BEIJING: Profits at China’s industrial firms grew at a weaker pace in August from a year earlier, slowing for a sixth consecutive month, as manufacturers struggled with high commodity prices, Covid-19 outbreaks and shortages of some key components.
Profits rose 10.1 per cent on year to 680.3 billion yuan (S$142.1 billion) last month compared with a 16.4 per cent gain in July, data from China’s statistics bureau showed on Tuesday, report agencies.
Industrial production rose in August at its slackest pace since July 2020, weighed by domestic Covid-19 outbreaks, high raw material prices, a campaign by Beijing to cut carbon emissions and a persistent shortage of parts such as semiconductors.
A sustained crackdown this year on real estate speculation and new borrowing by developers for projects has also sapped demand for construction-related goods and services.
“A sustained and stable recovery in corporate profits is facing more challenges,” said Zhu Hong, senior statistician at the statistics bureau, in a statement.
“The epidemic is still spreading in some areas, overall prices of bulk commodities are high, the cost of international logistics is elevated, and the shortage of chips is pushing up corporate costs.”
High commodity prices in recent months have hurt the bottom-lines of many medium-sized and downstream factories.
To cool prices, China will auction more industrial metals from its state stockpiles next month in a rare release of inventories. Prior to this year, Beijing had not sold off state metal reserves for more than a decade.
Earlier this month, China also released crude oil from its strategic reserves for the first time.

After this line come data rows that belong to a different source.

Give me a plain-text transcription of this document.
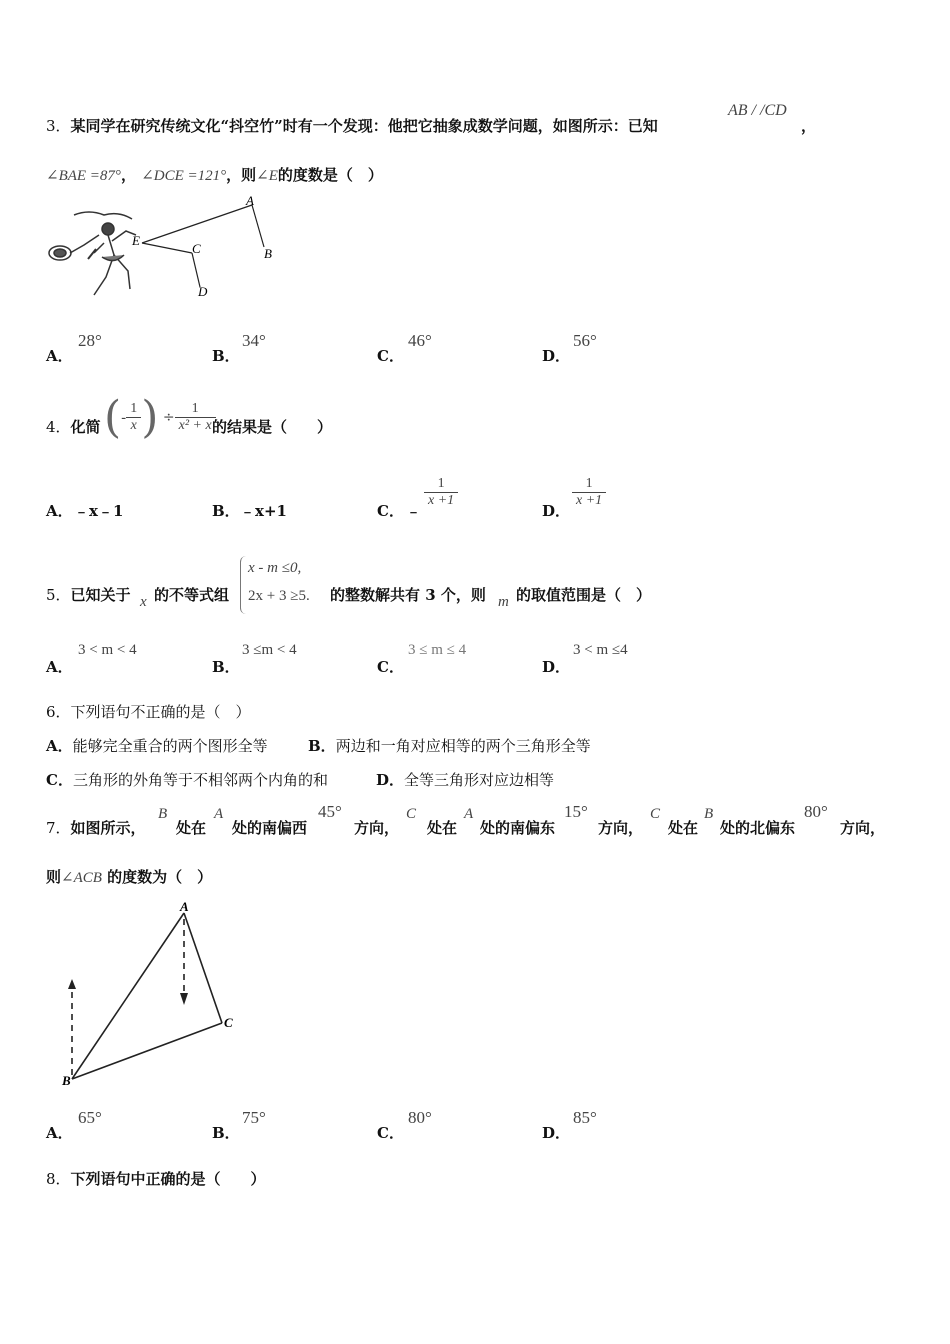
3．某同学在研究传统文化“抖空竹”时有一个发现：他把它抽象成数学问题，如图所示：已知
AB / /CD
，
∠BAE =87°， ∠DCE =121°，则∠E的度数是（　）
A
B
C
D
E
A．
28°
B．
34°
C．
46°
D．
56°
4．化简 (- $\frac{1}{x}$ ) ÷ $\frac{1}{\text{x² + x}}$
的结果是（　　）
A． ﹣x﹣1	B． ﹣x+1	C． ﹣
$\frac{1}{x +1}$
D．
$\frac{1}{x +1}$
5．已知关于 x 的不等式组
x - m ≤0,
2x + 3 ≥5. 的整数解共有 3 个，则 m 的取值范围是（　）
A．
3 < m < 4
B．
3 ≤m < 4
C．
3 ≤ m ≤ 4
D．
3 < m ≤4
6．下列语句不正确的是（　）
A．能够完全重合的两个图形全等	B．两边和一角对应相等的两个三角形全等
C．三角形的外角等于不相邻两个内角的和	D．全等三角形对应边相等
7．如图所示，
B
处在
A
处的南偏西
45°
方向，
C
处在
A
处的南偏东
15°
方向，
C
处在
B
处的北偏东
80°
方向，
则∠ACB 的度数为（　）
A
B
C
A．
65°
B．
75°
C．
80°
D．
85°
8．下列语句中正确的是（　　）
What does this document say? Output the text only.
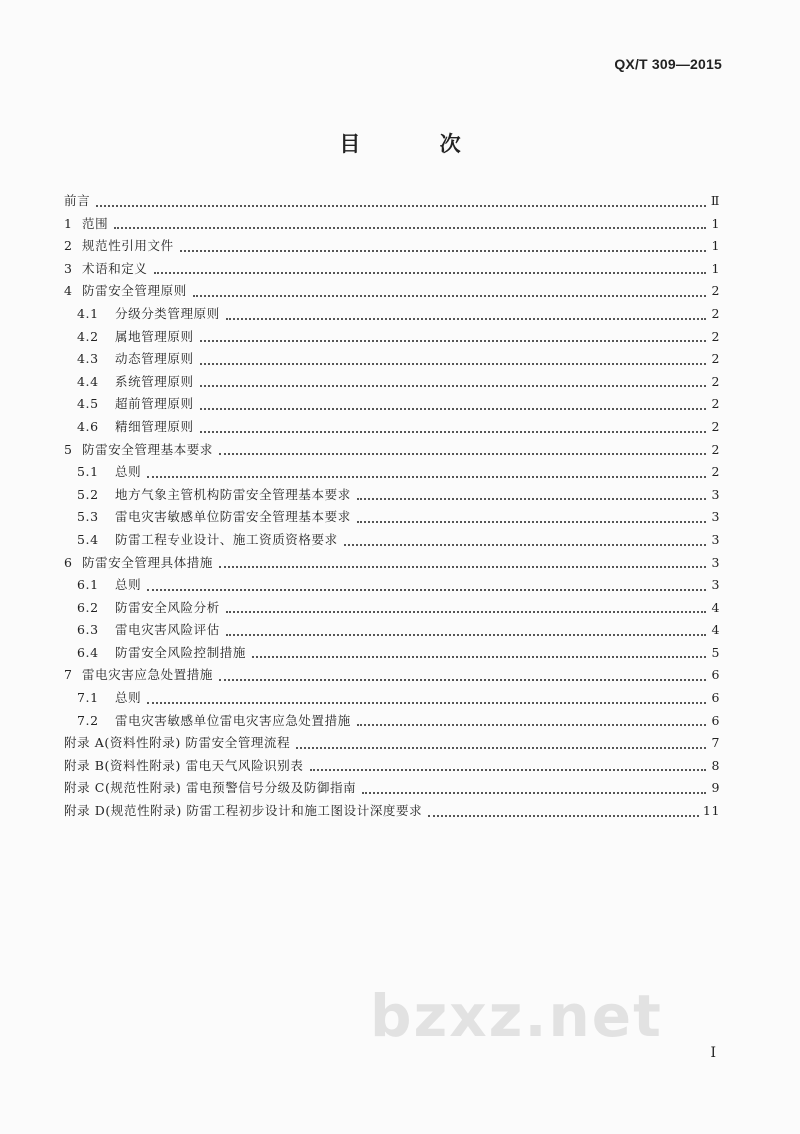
QX/T 309—2015
目 次
前言	Ⅱ
1 范围	1
2 规范性引用文件	1
3 术语和定义	1
4 防雷安全管理原则	2
4.1	分级分类管理原则	2
4.2	属地管理原则	2
4.3	动态管理原则	2
4.4	系统管理原则	2
4.5	超前管理原则	2
4.6	精细管理原则	2
5 防雷安全管理基本要求	2
5.1	总则	2
5.2	地方气象主管机构防雷安全管理基本要求	3
5.3	雷电灾害敏感单位防雷安全管理基本要求	3
5.4	防雷工程专业设计、施工资质资格要求	3
6 防雷安全管理具体措施	3
6.1	总则	3
6.2	防雷安全风险分析	4
6.3	雷电灾害风险评估	4
6.4	防雷安全风险控制措施	5
7 雷电灾害应急处置措施	6
7.1	总则	6
7.2	雷电灾害敏感单位雷电灾害应急处置措施	6
附录 A(资料性附录) 防雷安全管理流程	7
附录 B(资料性附录) 雷电天气风险识别表	8
附录 C(规范性附录) 雷电预警信号分级及防御指南	9
附录 D(规范性附录) 防雷工程初步设计和施工图设计深度要求	11
bzxz.net
Ⅰ
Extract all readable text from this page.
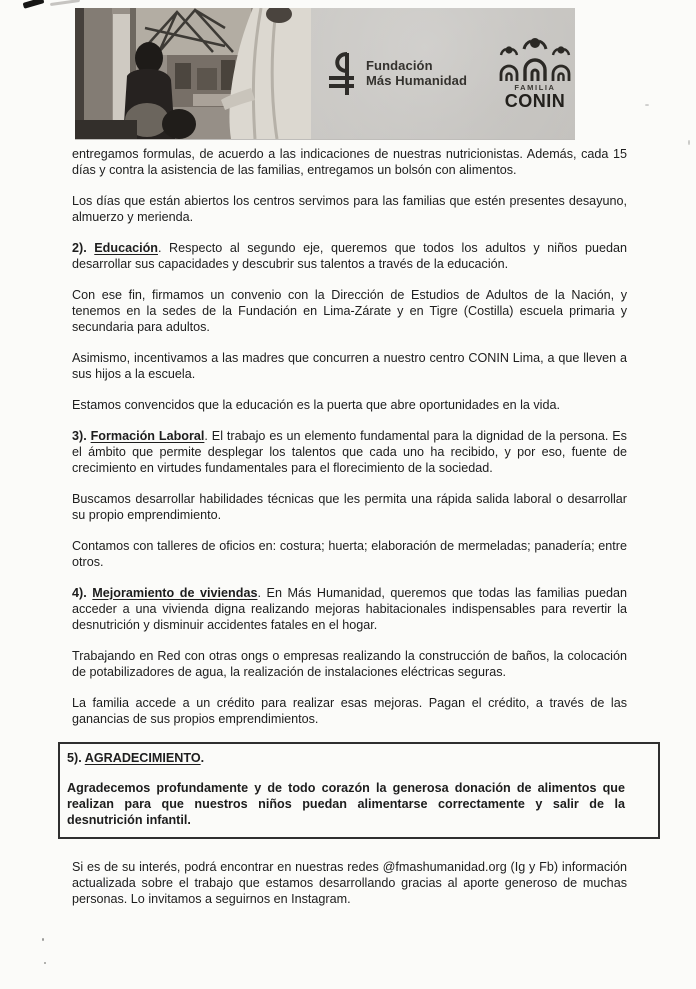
Fundación
Más Humanidad
FAMILIA
CONIN

entregamos formulas, de acuerdo a las indicaciones de nuestras nutricionistas. Además, cada 15 días y contra la asistencia de las familias, entregamos un bolsón con alimentos.

Los días que están abiertos los centros servimos para las familias que estén presentes desayuno, almuerzo y merienda.

2). Educación. Respecto al segundo eje, queremos que todos los adultos y niños puedan desarrollar sus capacidades y descubrir sus talentos a través de la educación.

Con ese fin, firmamos un convenio con la Dirección de Estudios de Adultos de la Nación, y tenemos en la sedes de la Fundación en Lima-Zárate y en Tigre (Costilla) escuela primaria y secundaria para adultos.

Asimismo, incentivamos a las madres que concurren a nuestro centro CONIN Lima, a que lleven a sus hijos a la escuela.

Estamos convencidos que la educación es la puerta que abre oportunidades en la vida.

3). Formación Laboral. El trabajo es un elemento fundamental para la dignidad de la persona. Es el ámbito que permite desplegar los talentos que cada uno ha recibido, y por eso, fuente de crecimiento en virtudes fundamentales para el florecimiento de la sociedad.

Buscamos desarrollar habilidades técnicas que les permita una rápida salida laboral o desarrollar su propio emprendimiento.

Contamos con talleres de oficios en: costura; huerta; elaboración de mermeladas; panadería; entre otros.

4). Mejoramiento de viviendas. En Más Humanidad, queremos que todas las familias puedan acceder a una vivienda digna realizando mejoras habitacionales indispensables para revertir la desnutrición y disminuir accidentes fatales en el hogar.

Trabajando en Red con otras ongs o empresas realizando la construcción de baños, la colocación de potabilizadores de agua, la realización de instalaciones eléctricas seguras.

La familia accede a un crédito para realizar esas mejoras. Pagan el crédito, a través de las ganancias de sus propios emprendimientos.

5). AGRADECIMIENTO.

Agradecemos profundamente y de todo corazón la generosa donación de alimentos que realizan para que nuestros niños puedan alimentarse correctamente y salir de la desnutrición infantil.

Si es de su interés, podrá encontrar en nuestras redes @fmashumanidad.org (Ig y Fb) información actualizada sobre el trabajo que estamos desarrollando gracias al aporte generoso de muchas personas. Lo invitamos a seguirnos en Instagram.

But further dimming the outlook for manufacturers, China has tightened controls on power usage by energy-intensive firms to meet climate goals, hurting production.
The power shortages have also triggered electricity cuts across regions this month, clouding the economic outlook.
“We expect industrial profit growth to fall further in coming months amid a notable growth slowdown in H2 due to the recurring Covid-19 waves and Beijing’s zero-Covid strategy, likely slowing exports, and Beijing’s enforcement of property sector tightening and green measures,” Nomura analysts wrote in a note.
“We believe the slowdown could be even sharper in September due to severe power outages in many regions.”
For the January-August period, industrial firms’ profits rose 49.5 per cent year-on-year to 5.61 trillion yuan, slowing from a 57.3 per cent increase in the first seven months of 2021.
Liabilities at industrial firms rose 8.4 per cent on an annual basis at end-August, up from 8.2 per cent growth as of end-July.